Well... I am not sure we could say it "defined" him. Bobkowski started his first diary as a teenager. Later, there were next notebooks, which he filled with a more sophisticated handwriting and style as well as pictures. When he went to Warsaw to study and Barbara, who was his fiancé at that time, stayed in Cracow, they exchanged around 900 letters. He debuted with a humorous sketch in Tempo Dnia magazine near the end of his studies. It certainly did not make him a writer. Actually, he had a problem with people calling him that until the end of his life. However, what I call "a run-up to writing" in my book was exceptionally important for the development of his writer's awareness. After leaving for France in March 1939 Bobkowski started exchanging copious amounts of letters with the members of his family who stayed in Poland. Apart from many anecdotes and stories from his and Barbara's life at that time, we can also see an extensive sketch for a novel, which he was planning to write. Unfortunately, he did not succeed. And after the World War II broke out, he started writing diaries, which after many years were transformed into Sketches in Ink. I believe that keeping a diary in 1939-1944 made him realize that he had mastered the art of writing literature. It can be seen in the letters he wrote to his family at that time and the inscription for his mother after Sketches were published... It shows that he experienced an intellectual and spiritual awaking in France, after the outbreak of the war. The entire education which he had received at home, which was sort of dormant, now turned out to be something significant and full of life. It started "working" in him. So on the one hand, Bobkowski emigrated together with the experience he had accumulated after his press début. On the other hand, he needed a shock coming from the outside for his genuine talent to wake up, so that he could enter the writer's path. In a way, the historical context acted as a catalyst here.
The diaries played a major part in the Polish literature of the 20th century, especially as far as writers who wrote abroad are concerned. What is the position of Sketches in Ink, when we compare them to the work by Gombrowicz or Herling-Grudziński?
We would need a long lecture to answer this question thoroughly, but there is no room for that. Generally, it can be said that Bobkowski's diary which he kept during the war was not meant for publication. It was written for him, Basia, his family and friends. So it had a reader's potential, but it was limited to a small circle of people. Both Gombrowicz and Herling-Grudziński, on the other hand, though about printing their texts when writing them. Their texts are not genuine diaries in this sense. However, they apply some principles characteristic of diary writing though they were not supposed to be sensu stricto diaries. Sketches in Ink, on the other hand are a book which was prepared based on that war diary from 1939-1944 and it bears all the consequences of that fact. If Herling-Grudziński is similar to Gomrbrowicz, Bobkowski could be compared to Tyrmand and his Diary 1954. I can refer those who are interested in these issues to my book, On an Arch.
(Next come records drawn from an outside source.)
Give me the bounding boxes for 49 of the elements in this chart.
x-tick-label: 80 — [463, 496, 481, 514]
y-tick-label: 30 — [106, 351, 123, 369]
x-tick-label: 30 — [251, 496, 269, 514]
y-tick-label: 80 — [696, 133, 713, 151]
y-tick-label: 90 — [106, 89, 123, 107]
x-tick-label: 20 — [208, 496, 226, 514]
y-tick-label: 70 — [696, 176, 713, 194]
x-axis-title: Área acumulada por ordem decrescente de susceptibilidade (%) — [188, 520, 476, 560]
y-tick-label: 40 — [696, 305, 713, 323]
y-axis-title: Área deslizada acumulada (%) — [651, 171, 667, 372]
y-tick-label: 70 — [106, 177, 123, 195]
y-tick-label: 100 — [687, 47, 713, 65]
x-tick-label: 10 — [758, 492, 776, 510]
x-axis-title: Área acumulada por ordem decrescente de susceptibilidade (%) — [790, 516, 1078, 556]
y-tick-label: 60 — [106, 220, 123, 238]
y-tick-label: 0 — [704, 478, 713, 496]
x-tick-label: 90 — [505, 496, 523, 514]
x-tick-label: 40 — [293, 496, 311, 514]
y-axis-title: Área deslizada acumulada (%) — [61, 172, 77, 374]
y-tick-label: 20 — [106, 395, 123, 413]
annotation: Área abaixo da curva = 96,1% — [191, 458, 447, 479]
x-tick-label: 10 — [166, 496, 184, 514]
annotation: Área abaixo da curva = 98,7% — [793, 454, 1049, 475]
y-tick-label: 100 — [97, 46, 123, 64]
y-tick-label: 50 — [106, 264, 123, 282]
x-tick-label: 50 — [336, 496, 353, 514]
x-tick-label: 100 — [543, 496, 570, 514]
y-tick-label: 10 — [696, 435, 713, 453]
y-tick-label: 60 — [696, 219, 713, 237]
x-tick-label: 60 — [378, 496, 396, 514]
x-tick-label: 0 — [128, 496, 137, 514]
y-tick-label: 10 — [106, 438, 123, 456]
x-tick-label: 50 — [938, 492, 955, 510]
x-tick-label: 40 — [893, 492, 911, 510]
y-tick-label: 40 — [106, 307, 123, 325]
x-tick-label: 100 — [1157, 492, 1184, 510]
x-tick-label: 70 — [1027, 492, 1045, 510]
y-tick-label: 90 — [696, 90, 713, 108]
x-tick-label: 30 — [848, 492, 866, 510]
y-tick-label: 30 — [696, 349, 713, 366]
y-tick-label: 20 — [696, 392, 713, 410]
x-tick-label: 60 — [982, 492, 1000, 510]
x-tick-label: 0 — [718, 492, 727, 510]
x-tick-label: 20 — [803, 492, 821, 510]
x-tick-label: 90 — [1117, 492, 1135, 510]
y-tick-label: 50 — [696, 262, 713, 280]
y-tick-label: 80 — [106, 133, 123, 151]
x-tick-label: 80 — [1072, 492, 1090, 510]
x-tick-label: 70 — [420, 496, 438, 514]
What could surprise today's reader in Sketches in Ink.
Probably the easy manner in which he combines activities which usually are remote from one another: deep historiosophical reflection, trilling cycling, remarkable religiousness and deeply sensual vision of the world, a nearly anarchistic individualism as well as a touching sympathy for the fate of his nation. And the vision of everyday life which gains a fascinating depth in a very simple way.